Sorry, Jared Polin, it looks like Reuters photographers won’t be shooting RAW anymore.
In an email sent out to freelance photographers, Reuters says it will no longer accept photos post-processed from RAW camera files. Instead, the international news agency says it will only accept JPEG images with ‘minimal processing’.
The email sent out reads:
I’d like to pass on a note of request to our freelance contributors due to a worldwide policy change.. In future, please don’t send photos to Reuters that were processed from RAW or CR2 files. If you want to shoot raw images that’s fine, just take JPEGs at the same time. Only send us the photos that were originally JPEGs, with minimal processing (cropping, correcting levels, etc).
In a statement made to PetaPixel, a Reuters spokesperson confirmed this news, writing:
As photojournalists working for the world’s largest international multimedia news provider, Reuters Pictures photographers work in line with our Photographer’s Handbook and the Thomson Reuters Trust Principles […] While we aim for photography of the highest aesthetic quality, our goal is not to artistically interpret the news.

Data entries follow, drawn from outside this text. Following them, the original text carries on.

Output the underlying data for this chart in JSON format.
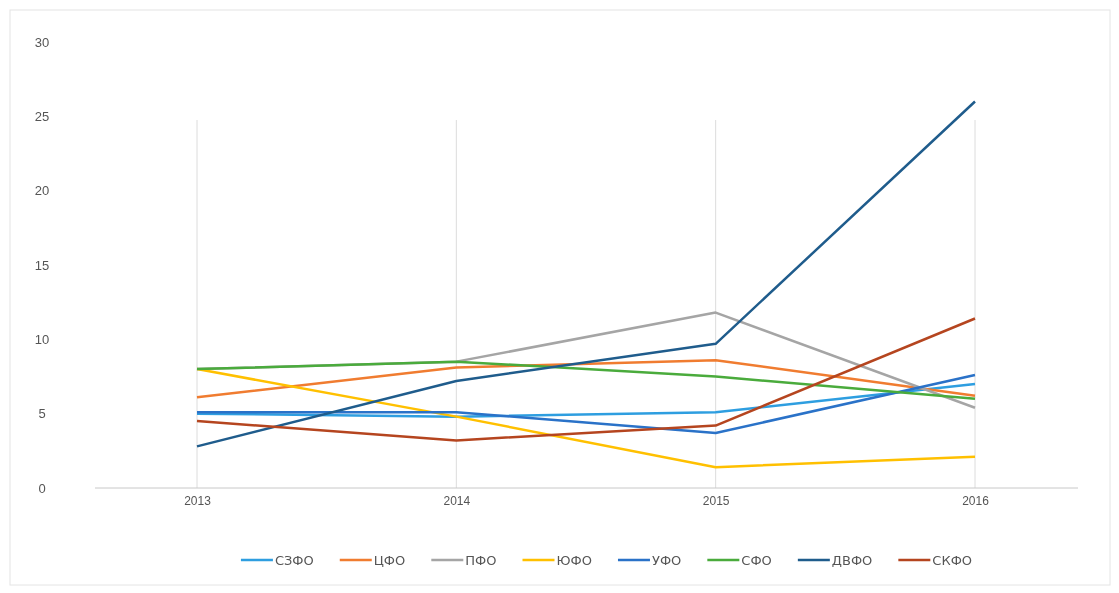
{
  "chart_data": {
    "type": "line",
    "categories": [
      "2013",
      "2014",
      "2015",
      "2016"
    ],
    "ylim": [
      0,
      30
    ],
    "yticks": [
      0,
      5,
      10,
      15,
      20,
      25,
      30
    ],
    "grid": "x",
    "legend": "bottom",
    "series": [
      {
        "name": "СЗФО",
        "color": "#2e9ee0",
        "values": [
          5.0,
          4.8,
          5.1,
          7.0
        ]
      },
      {
        "name": "ЦФО",
        "color": "#f07c30",
        "values": [
          6.1,
          8.1,
          8.6,
          6.2
        ]
      },
      {
        "name": "ПФО",
        "color": "#a5a5a5",
        "values": [
          8.0,
          8.5,
          11.8,
          5.4
        ]
      },
      {
        "name": "ЮФО",
        "color": "#ffc000",
        "values": [
          8.0,
          4.8,
          1.4,
          2.1
        ]
      },
      {
        "name": "УФО",
        "color": "#2a72c8",
        "values": [
          5.1,
          5.1,
          3.7,
          7.6
        ]
      },
      {
        "name": "СФО",
        "color": "#4aab3c",
        "values": [
          8.0,
          8.5,
          7.5,
          6.0
        ]
      },
      {
        "name": "ДВФО",
        "color": "#1f5c8c",
        "values": [
          2.8,
          7.2,
          9.7,
          26.0
        ]
      },
      {
        "name": "СКФО",
        "color": "#b5451f",
        "values": [
          4.5,
          3.2,
          4.2,
          11.4
        ]
      }
    ]
  }
}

This policy change is not only to deter overzealous post-processing, but to also speed up the process, ensuring photos spend as little time between capture and presentation as possible – the make it or breaking point of global news.
It’s important to point out that Reuters doesn’t ban any photographers from shooting RAW files entirely. This gives photojournalists free reign to shoot both RAW and JPEG at the same time – one file for sending off and one for archival purposes.
This specific detail could also become a loophole of sorts. Both Canon and Nikon cameras are capable of processing RAW photos into JPEGs in-camera. Combine this process with custom-made profiles, and photojournalists could very easily shoot RAW photos, then choose from one of the pre-defined profiles to give it a certain aesthetic – a process analogous to choosing a film stock.
Considering this would all be done in-camera, and the result would be a JPEG file, it technically wouldn’t violate Reuters’ new policy, so long as the custom profile doesn’t violate the ‘minimal processing’ rule.